Manafort left the Trump campaign under a cloud as the Associated Press and others, including Yahoo News, reported that he and Gates were the go-betweens in hiring two high-powered Washington firms to secretly lobby for Yanukovych’s party, under the cover of representing a Belgian nonprofit group. According to a source close to the Ukrainian government, those allegations prompted an inquiry by the FBI into possible violations of the Foreign Agents Registration Act. The status of that investigation is unclear. (Manafort recently told NBC News he was unaware of any FBI investigation.) Bloomberg News reported this week that Manafort has recently quietly resurfaced in Trump’s camp and has been in regular contact with Vice President-elect Mike Pence and other members of the transition team, as well as inaugural chair Barrack, with whom he has a longtime relationship.

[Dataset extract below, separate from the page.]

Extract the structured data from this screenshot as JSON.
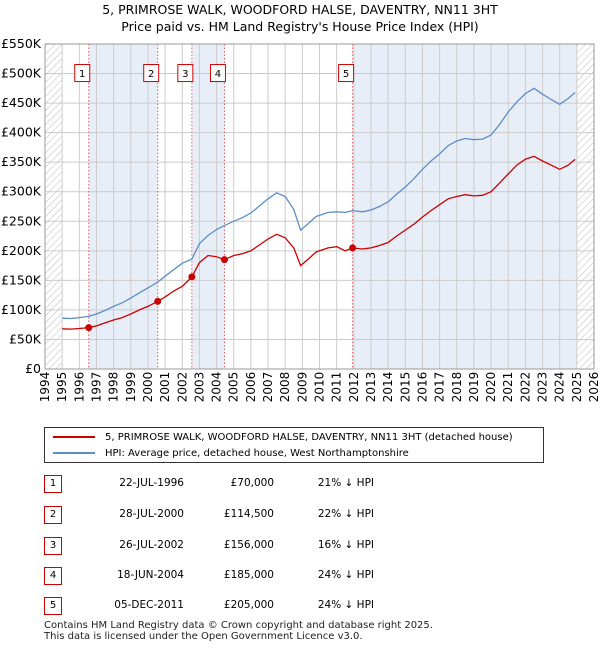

The disclosure of Gates’ behind-the-scenes role comes as the inaugural committee this week is planning to send out offers on “package” deals for tickets to inaugural events. According to a source who has been briefed on the plans, the deals include separate packages for contributors at levels of $100,000, $250,000, $500,000 and $1 million, with progressively more access to balls, events and photo opportunities with Trump and Vice President-elect Mike Pence.

The public members of the inaugural committee include such well-known GOP donors and fundraisers as Roy Bailey, a Texas insurance mogul, and Wall Street investor Lew Eisenberg, both of whom are serving as finance co-chairs, as well as well as casino magnates Sheldon Adelson and Steve Wynn, Oklahoma oil baron Harold Hamm and New York Jets owner Woody Johnson. Barrack, the chair of the event, told the New York Times last week that the inauguration will allow corporations and wealthy donors to contribute to the inauguration, but would ban gifts from registered lobbyists. One GOP fundraiser said that Trump’s election had spurred interest from corporations that had been wary of contributing during the campaign because Hillary Clinton was expected to win. “Now, there’s no risk,” said the fundraiser, who like most others in this story asked not to be identified by name. “The guy won.”